As he learns more and more about coffee, he becomes convinced that his destiny is to bring Yemeni coffee out of the war-torn country and back into the spotlight of the world, improving the lives of the exploited farmers in the process. Mokhtar has visited Yemen before and still has family there. So slowly over months and years, he builds a network in Yemen. Visiting as many coffee farms as he can, Mokhtar brings back samples to be tested in the United States for viability. As Mokhtar is preparing to export the first shipment from Yemen, the Houthi tribe invades the capital of Sana’a deposing the existing President. Saudi Arabia, aligned with the former President, proceeds to bomb Houthi positions and Yemen infrastructure plunging Yemen into a destructive war that continues today. Amidst the bombs and clashes, Mokhtar clings to his dream to bring Yemen coffee to the world, or possibly die trying.

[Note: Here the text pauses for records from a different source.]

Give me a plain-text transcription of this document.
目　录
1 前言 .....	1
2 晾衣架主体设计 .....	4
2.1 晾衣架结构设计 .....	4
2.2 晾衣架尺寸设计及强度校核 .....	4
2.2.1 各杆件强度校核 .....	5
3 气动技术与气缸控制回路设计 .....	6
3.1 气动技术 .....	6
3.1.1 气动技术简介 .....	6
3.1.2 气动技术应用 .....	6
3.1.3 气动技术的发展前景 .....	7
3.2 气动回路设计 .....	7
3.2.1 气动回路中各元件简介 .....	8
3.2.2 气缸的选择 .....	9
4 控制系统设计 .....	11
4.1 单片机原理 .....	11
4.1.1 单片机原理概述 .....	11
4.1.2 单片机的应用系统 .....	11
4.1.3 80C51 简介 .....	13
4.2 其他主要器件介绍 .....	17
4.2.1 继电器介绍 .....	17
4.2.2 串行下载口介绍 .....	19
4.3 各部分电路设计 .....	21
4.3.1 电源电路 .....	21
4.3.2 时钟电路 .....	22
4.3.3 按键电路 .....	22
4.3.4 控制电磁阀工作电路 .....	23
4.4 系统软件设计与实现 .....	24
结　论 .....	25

Dave Eggers presents Mokhtar’s story without artifice, letting the extraordinary tale speak for itself. Mokhtar’s drive and quest to bring legitimacy back to Yemen coffee growers, and improve the lives of the farmers is inspiring. That it is happening in a country that has been locked in a civil war for years is all the more incredible. The Monk of Mokha follows Mokhtar through the ups and downs of going from a novice to an expert in coffee, his difficulty in finding investors for this plan to import from Yemen, and his adventures in Yemen just trying to stay alive while bombs are dropping all around. The last section of the book is a race against time to escape from Yemen with a large batch of coffee samples, risking his life repeatedly, enduring repeated capture and duplicitous officials all so that Mokhtar can reach a specialty coffee conference in Seattle on time. The genius of the book is that as absurd as that sounds, by this point we know how crucial that Seattle conference is, and why Mokhtar risks his life to escape Yemen with the samples.
The Monk of Mokha is an enthralling, riveting narrative filled with so many turns of fortune I had to keep reminding myself it was all true. In his quest to bring Yemeni coffee back to the world Mokhtar Alkhanshali has positively affected the lives of thousands of Yemeni farmers and processing employees. His story is inspiring, exciting, at times unbelievable, and full of heart. This is a great book that I think flew under the radar, don’t miss it.